Improvements
-
Phrase Extraction job improvements
- The job now trims low-confidence phrases based on likelihood.
-
The job adds a
reviewtag on the result to facilitate the review process based on beginning and ending POS and likelihood. -
The output now connects phrase tokens with an underscore (
_) to make a single token per phrase so that complete phrases can be used as facets. -
New metadata fields:
phrases_countshows how many times the phrases appear in the documents.word_numshows how many words are in the phrase.
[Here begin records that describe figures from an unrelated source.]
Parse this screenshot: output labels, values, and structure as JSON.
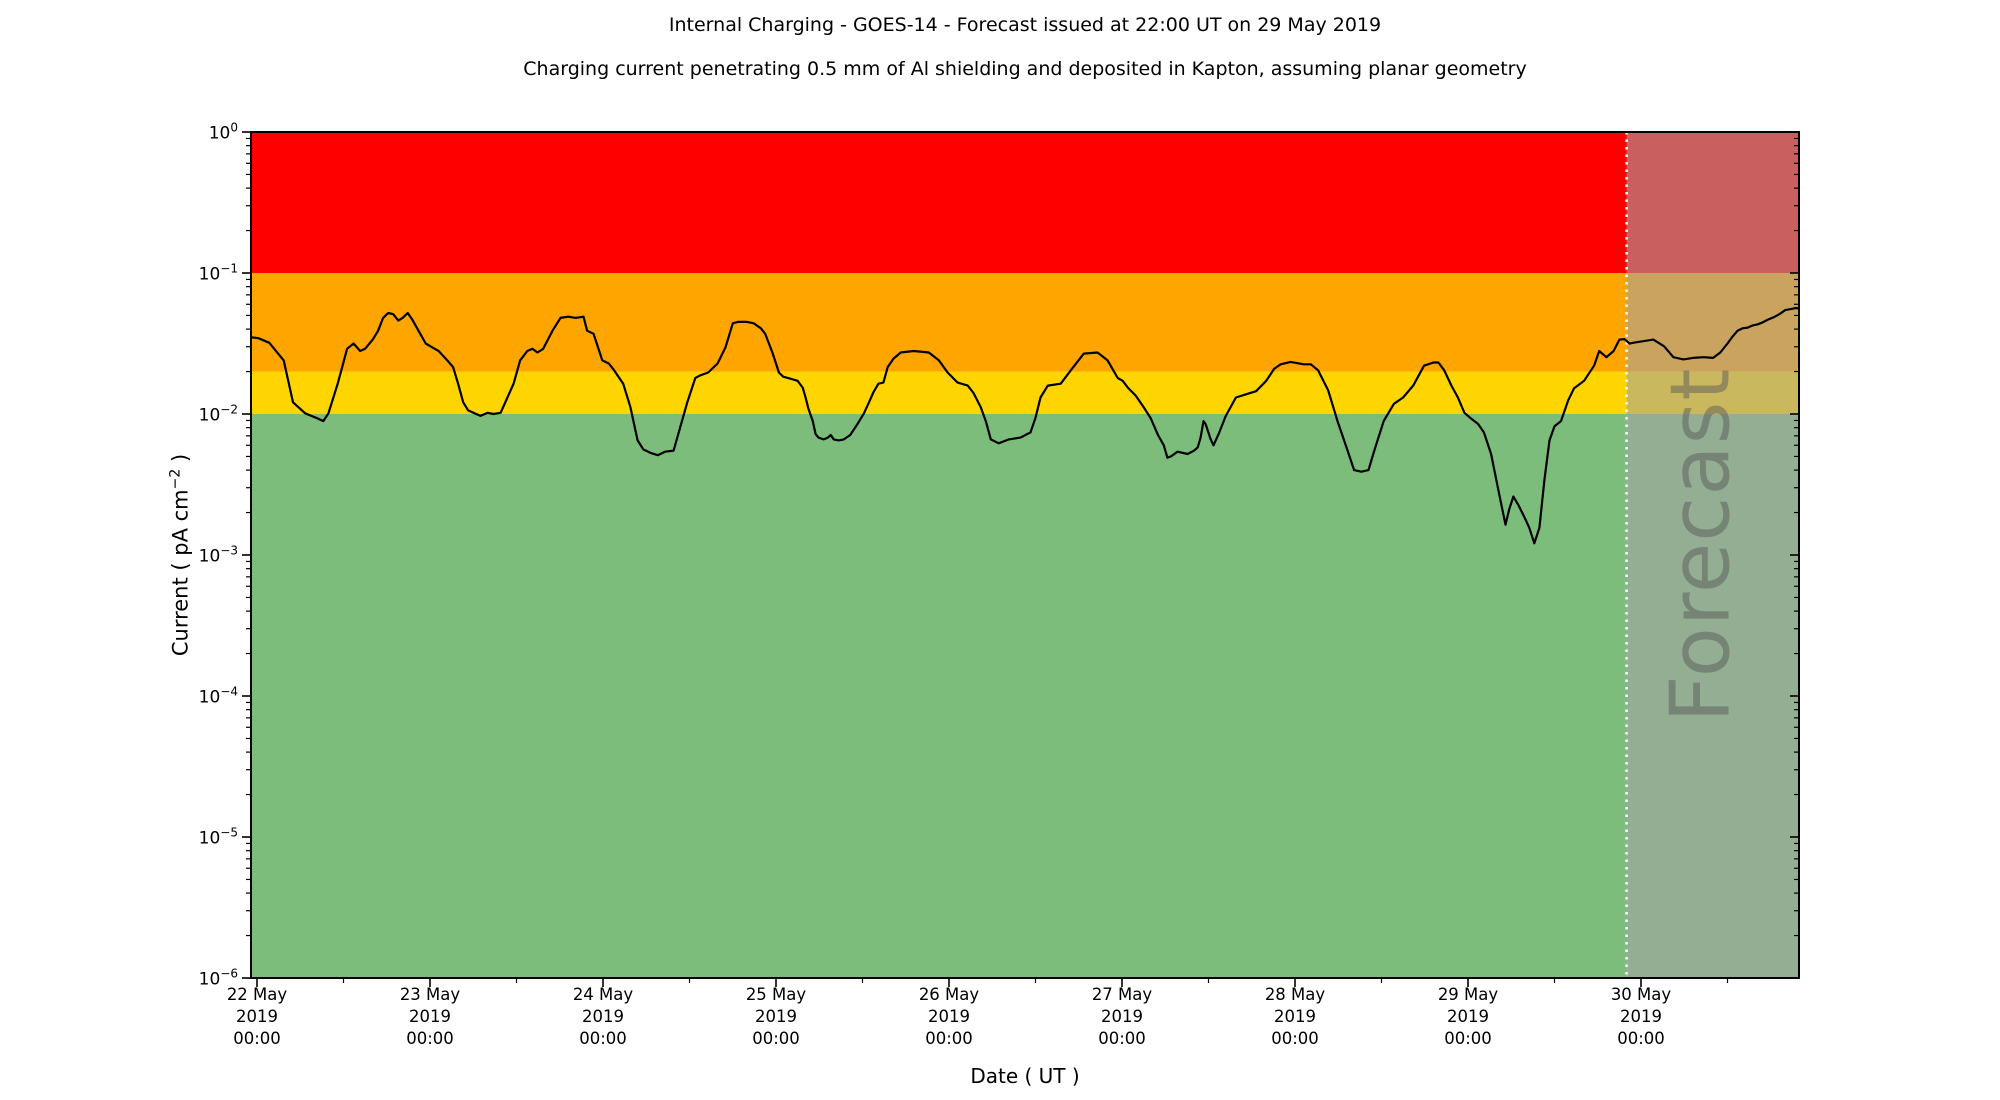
{
  "page": {
    "title": "Internal Charging - GOES-14 - Forecast issued at 22:00 UT on 29 May 2019",
    "subtitle": "Charging current penetrating 0.5 mm of Al shielding and deposited in Kapton, assuming planar geometry"
  },
  "chart_data": {
    "type": "line",
    "title": "Internal Charging - GOES-14 - Forecast issued at 22:00 UT on 29 May 2019",
    "subtitle": "Charging current penetrating 0.5 mm of Al shielding and deposited in Kapton, assuming planar geometry",
    "xlabel": "Date ( UT )",
    "ylabel_parts": {
      "before": "Current ( pA cm",
      "sup": "−2",
      "after": " )"
    },
    "x_axis": {
      "day_labels": [
        "22 May",
        "23 May",
        "24 May",
        "25 May",
        "26 May",
        "27 May",
        "28 May",
        "29 May",
        "30 May"
      ],
      "year_label": "2019",
      "time_label": "00:00",
      "major_tick_every_hours": 24,
      "minor_tick_every_hours": 12,
      "hours_shown": 215,
      "grid": false
    },
    "y_axis": {
      "scale": "log",
      "tick_exponents": [
        0,
        -1,
        -2,
        -3,
        -4,
        -5,
        -6
      ],
      "min": 1e-06,
      "max": 1,
      "unit": "pA cm^-2"
    },
    "bands": [
      {
        "name": "red-alert",
        "vmin": 0.1,
        "vmax": 1,
        "color": "#ff0000"
      },
      {
        "name": "orange-warning",
        "vmin": 0.02,
        "vmax": 0.1,
        "color": "#ffa500"
      },
      {
        "name": "yellow-caution",
        "vmin": 0.01,
        "vmax": 0.02,
        "color": "#ffd500"
      },
      {
        "name": "green-safe",
        "vmin": 1e-06,
        "vmax": 0.01,
        "color": "#7cbd7c"
      }
    ],
    "forecast": {
      "label": "Forecast",
      "issued_text": "22:00 UT on 29 May 2019",
      "start_hours_after_22_may": 190,
      "overlay_color": "rgba(163,163,163,0.58)",
      "divider_color": "#ffffff"
    },
    "series": {
      "name": "internal charging current",
      "color": "#000000",
      "x_unit": "hours after 22 May 2019 00:00 UT",
      "y_unit": "pA cm^-2",
      "points": [
        [
          -0.8,
          0.035
        ],
        [
          0.2,
          0.0345
        ],
        [
          1.7,
          0.032
        ],
        [
          3.7,
          0.024
        ],
        [
          5,
          0.0121
        ],
        [
          6.7,
          0.0101
        ],
        [
          8.2,
          0.0094
        ],
        [
          9.2,
          0.0089
        ],
        [
          9.9,
          0.0101
        ],
        [
          11.2,
          0.0164
        ],
        [
          12.5,
          0.029
        ],
        [
          13.4,
          0.0316
        ],
        [
          14.3,
          0.028
        ],
        [
          15,
          0.029
        ],
        [
          16.1,
          0.034
        ],
        [
          16.8,
          0.039
        ],
        [
          17.5,
          0.048
        ],
        [
          18.2,
          0.052
        ],
        [
          18.9,
          0.051
        ],
        [
          19.6,
          0.046
        ],
        [
          20.2,
          0.048
        ],
        [
          20.9,
          0.052
        ],
        [
          21.5,
          0.047
        ],
        [
          22.4,
          0.039
        ],
        [
          23.4,
          0.0316
        ],
        [
          24.3,
          0.0297
        ],
        [
          25.2,
          0.028
        ],
        [
          26.4,
          0.024
        ],
        [
          27.2,
          0.0215
        ],
        [
          27.9,
          0.0164
        ],
        [
          28.6,
          0.0121
        ],
        [
          29.3,
          0.0106
        ],
        [
          30.2,
          0.0101
        ],
        [
          31,
          0.0097
        ],
        [
          32,
          0.0102
        ],
        [
          32.8,
          0.01
        ],
        [
          33.8,
          0.0102
        ],
        [
          35.6,
          0.0164
        ],
        [
          36.5,
          0.024
        ],
        [
          37.5,
          0.028
        ],
        [
          38.2,
          0.029
        ],
        [
          38.9,
          0.0273
        ],
        [
          39.7,
          0.029
        ],
        [
          41,
          0.039
        ],
        [
          42.1,
          0.048
        ],
        [
          43.2,
          0.049
        ],
        [
          44.2,
          0.048
        ],
        [
          45.3,
          0.049
        ],
        [
          45.8,
          0.039
        ],
        [
          46.7,
          0.037
        ],
        [
          47.9,
          0.024
        ],
        [
          48.8,
          0.0228
        ],
        [
          49.4,
          0.0209
        ],
        [
          50.8,
          0.0164
        ],
        [
          51.8,
          0.0112
        ],
        [
          52.8,
          0.0065
        ],
        [
          53.6,
          0.0056
        ],
        [
          54.6,
          0.0053
        ],
        [
          55.6,
          0.0051
        ],
        [
          56.6,
          0.0054
        ],
        [
          57.8,
          0.0055
        ],
        [
          59.7,
          0.0121
        ],
        [
          60.8,
          0.018
        ],
        [
          61.5,
          0.0188
        ],
        [
          62.6,
          0.0197
        ],
        [
          63.9,
          0.0228
        ],
        [
          65,
          0.0297
        ],
        [
          66,
          0.044
        ],
        [
          66.7,
          0.045
        ],
        [
          68,
          0.045
        ],
        [
          68.9,
          0.044
        ],
        [
          69.9,
          0.0405
        ],
        [
          70.5,
          0.037
        ],
        [
          71.5,
          0.0273
        ],
        [
          72.4,
          0.0197
        ],
        [
          73,
          0.0184
        ],
        [
          74,
          0.0178
        ],
        [
          75,
          0.0172
        ],
        [
          75.7,
          0.0154
        ],
        [
          76.1,
          0.0131
        ],
        [
          76.5,
          0.0109
        ],
        [
          77.1,
          0.0089
        ],
        [
          77.5,
          0.0072
        ],
        [
          77.9,
          0.0068
        ],
        [
          78.6,
          0.0066
        ],
        [
          79.2,
          0.0068
        ],
        [
          79.6,
          0.0071
        ],
        [
          80,
          0.0066
        ],
        [
          80.7,
          0.0065
        ],
        [
          81.4,
          0.0066
        ],
        [
          82.3,
          0.0071
        ],
        [
          83.3,
          0.0085
        ],
        [
          84.2,
          0.0101
        ],
        [
          84.9,
          0.0121
        ],
        [
          85.5,
          0.0142
        ],
        [
          86.2,
          0.0164
        ],
        [
          86.9,
          0.0167
        ],
        [
          87.5,
          0.0215
        ],
        [
          88.3,
          0.0247
        ],
        [
          89.3,
          0.0273
        ],
        [
          91.1,
          0.028
        ],
        [
          93.2,
          0.0273
        ],
        [
          94.6,
          0.024
        ],
        [
          95.8,
          0.0197
        ],
        [
          97.2,
          0.0167
        ],
        [
          98.6,
          0.0159
        ],
        [
          99.4,
          0.0141
        ],
        [
          100.4,
          0.0112
        ],
        [
          101.1,
          0.0089
        ],
        [
          101.8,
          0.0066
        ],
        [
          102.9,
          0.0062
        ],
        [
          104.3,
          0.0066
        ],
        [
          105.9,
          0.0068
        ],
        [
          107.3,
          0.0074
        ],
        [
          108,
          0.0094
        ],
        [
          108.7,
          0.0131
        ],
        [
          109.7,
          0.0159
        ],
        [
          111.5,
          0.0164
        ],
        [
          112.9,
          0.0204
        ],
        [
          114.7,
          0.0268
        ],
        [
          116.6,
          0.0273
        ],
        [
          118,
          0.024
        ],
        [
          119.4,
          0.018
        ],
        [
          120.1,
          0.0172
        ],
        [
          120.8,
          0.0154
        ],
        [
          121.9,
          0.0135
        ],
        [
          123,
          0.0112
        ],
        [
          124,
          0.0093
        ],
        [
          125,
          0.0071
        ],
        [
          125.8,
          0.006
        ],
        [
          126.3,
          0.0049
        ],
        [
          126.8,
          0.005
        ],
        [
          127.7,
          0.0054
        ],
        [
          129.1,
          0.0052
        ],
        [
          130,
          0.0055
        ],
        [
          130.5,
          0.0058
        ],
        [
          130.9,
          0.0068
        ],
        [
          131.3,
          0.0089
        ],
        [
          131.6,
          0.0085
        ],
        [
          132.3,
          0.0066
        ],
        [
          132.7,
          0.006
        ],
        [
          133.4,
          0.0072
        ],
        [
          134.4,
          0.0097
        ],
        [
          135.8,
          0.0131
        ],
        [
          137.2,
          0.0138
        ],
        [
          138.6,
          0.0145
        ],
        [
          140,
          0.0172
        ],
        [
          141.1,
          0.0209
        ],
        [
          142,
          0.0225
        ],
        [
          143.4,
          0.0234
        ],
        [
          145.2,
          0.0225
        ],
        [
          146.2,
          0.0225
        ],
        [
          147.2,
          0.0204
        ],
        [
          148.6,
          0.0147
        ],
        [
          149.9,
          0.0089
        ],
        [
          151.3,
          0.0055
        ],
        [
          152.2,
          0.004
        ],
        [
          153.2,
          0.0039
        ],
        [
          154.2,
          0.004
        ],
        [
          155,
          0.0055
        ],
        [
          156.3,
          0.0089
        ],
        [
          157.7,
          0.0118
        ],
        [
          159,
          0.0131
        ],
        [
          160.4,
          0.0159
        ],
        [
          161.9,
          0.022
        ],
        [
          163.2,
          0.0232
        ],
        [
          163.9,
          0.0232
        ],
        [
          164.7,
          0.0204
        ],
        [
          165.7,
          0.0159
        ],
        [
          166.6,
          0.0131
        ],
        [
          167.5,
          0.0102
        ],
        [
          168.4,
          0.0093
        ],
        [
          169.4,
          0.0085
        ],
        [
          170.2,
          0.0074
        ],
        [
          171.2,
          0.0052
        ],
        [
          172.2,
          0.0029
        ],
        [
          173.2,
          0.00164
        ],
        [
          173.7,
          0.0021
        ],
        [
          174.3,
          0.0026
        ],
        [
          175,
          0.00225
        ],
        [
          175.8,
          0.00187
        ],
        [
          176.5,
          0.00156
        ],
        [
          177.2,
          0.00121
        ],
        [
          177.9,
          0.00156
        ],
        [
          178.6,
          0.0034
        ],
        [
          179.3,
          0.0065
        ],
        [
          180,
          0.0082
        ],
        [
          180.9,
          0.0089
        ],
        [
          181.9,
          0.0125
        ],
        [
          182.7,
          0.0152
        ],
        [
          184.1,
          0.0172
        ],
        [
          185.5,
          0.022
        ],
        [
          186.2,
          0.028
        ],
        [
          187.2,
          0.0253
        ],
        [
          188.2,
          0.028
        ],
        [
          189,
          0.0337
        ],
        [
          189.7,
          0.034
        ],
        [
          190.4,
          0.0316
        ],
        [
          191.2,
          0.0322
        ],
        [
          192.2,
          0.0328
        ],
        [
          193.7,
          0.0337
        ],
        [
          195.2,
          0.0302
        ],
        [
          196.5,
          0.0253
        ],
        [
          197.9,
          0.0244
        ],
        [
          199.2,
          0.025
        ],
        [
          200.7,
          0.0253
        ],
        [
          202,
          0.025
        ],
        [
          203,
          0.0273
        ],
        [
          204,
          0.0316
        ],
        [
          204.7,
          0.0354
        ],
        [
          205.4,
          0.039
        ],
        [
          206.1,
          0.0405
        ],
        [
          206.8,
          0.041
        ],
        [
          207.5,
          0.0425
        ],
        [
          208.2,
          0.0433
        ],
        [
          208.9,
          0.0447
        ],
        [
          209.6,
          0.0467
        ],
        [
          210.4,
          0.0485
        ],
        [
          211.2,
          0.051
        ],
        [
          212,
          0.0546
        ],
        [
          212.8,
          0.0555
        ],
        [
          213.5,
          0.0565
        ],
        [
          214,
          0.056
        ]
      ]
    }
  }
}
- This release includes optimizations to the default Lucene analyzer configuration.
-
Output names are updated for clarity, such as
llrtolikelihoodandngramtophrases.
- The Head/Tail Analysis job now processes large data sets twice as fast.
-
The Ranking Metrics job now correctly accepts values for the
queryPipelinesproperty in the Fusion UI. -
The Solr Query pipeline stage has two new properties to configure signals:
-
responseSignalsEnabledDisable this option to prevent the stage from generating a response signal containing metadata about the response from Solr. Response signals are used by App Insights and experiments.In auto-complete pipelines, disable this option to avoid generating a response signal for each keystroke. -
excludeResponseSignalMatchRulesIfresponseSignalsEnabledis “true”, then you can prevent generating a response signal based on specific parameters in the query, such as to enable response signals in general but to disable them for auto-complete queries.
-
Other changes
-
The Spark driver now cleans up
$FUSION_HOME/var/spark/Spark-workDir-*directories and shaded jars correctly on Windows to prevent excessive disk consumption. - For installations that were upgraded from 3.1.x to 4.1.0, upgrading to 4.1.1 resolves an issue that prevented successful signal aggregations with the Parameterized SQL Aggregation job.